Fig. [43].—Hymen with larger anterior and smaller posterior Apertures.
Fig. [44].—Carunculæ Myrtiformes in a Primipara.
Fig. [45].—Vaginal Inlet of a Multipara, without Carunculæ Myrtiformes. Slight Prolapse of anterior and posterior Vaginal Walls.
As signs of virginity in the female, a knowledge of which is required, not only for the purposes of medical jurisprudence, but for various other reasons, we may enumerate the following anatomical characteristics of the genital organs. The labia majora are elastic in consistence and are in close apposition with one another; the labia minora or nymphæ are covered by the labia majora and are but little pigmented; the vestibule and the vaginal orifice are narrow, and the vagina itself is narrow, tense, and markedly rugose; the hymen is normal and uninjured (this, of course, is the most trustworthy of all the signs of virginity); the breasts have the virgin conformation. In opposition to the plea that the hymen can be destroyed by other causes than defloration, as by a fall, especially a fall which brings the external genitals in contact with some hard body, or by diphtheritic, variolous, or syphilitic ulceration, Maschka maintains that such occurrences are among the greatest rarities.

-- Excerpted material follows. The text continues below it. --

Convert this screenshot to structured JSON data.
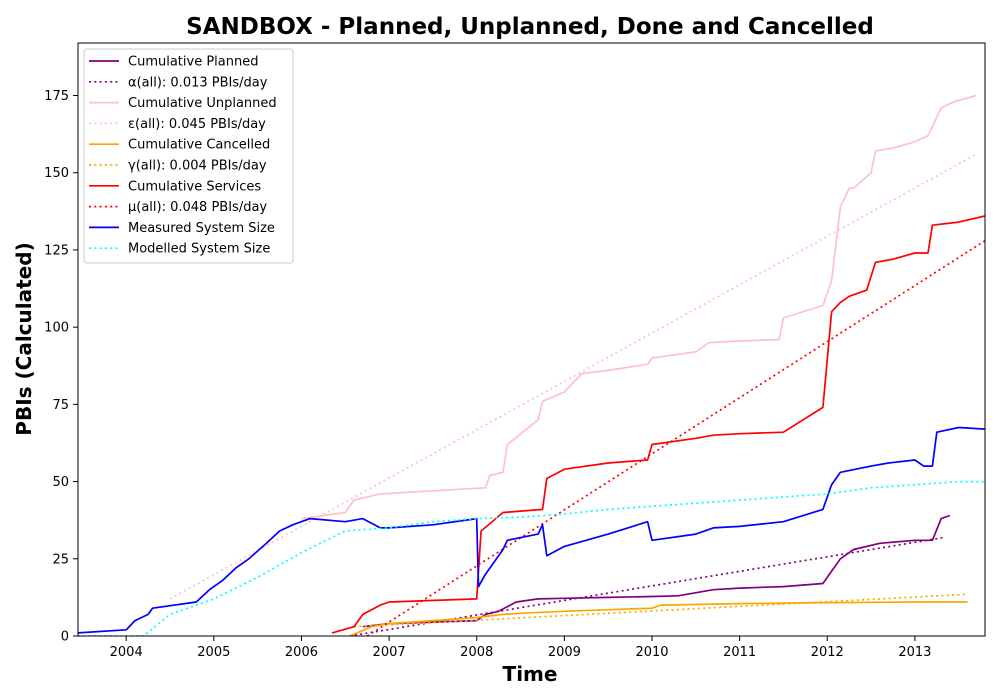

On the other hand it is sufficiently well known that the presence of an uninjured hymen affords no certain assurance of actual virginity. Cases enough are recorded, both in older and more recent medical literature, in which even pregnancy occurred in women in whom the hymen had remained intact, the explanation being that during copulation penetration of the penis had failed to occur, the semen being ejaculated on the vulva. Scanzoni and Zweifel have recorded cases in which the intact hymen offered a hindrance to parturition. The first-named author explains these occurrences by the assumption that the hymen was so stout that the penis was unable to rupture it. Veit remarks that both male and female youth, in these days of the continued advance of knowledge, are well acquainted with coitus sine immissione penis, and that very frequently a woman who is informed that she is pregnant makes answer that this is impossible, her paramour having assured her that pregnancy could not occur. On the other hand, cases are met with in which the aperture in the hymen is a very large one, so large that the penis can penetrate to the vagina without lacerating the membrane.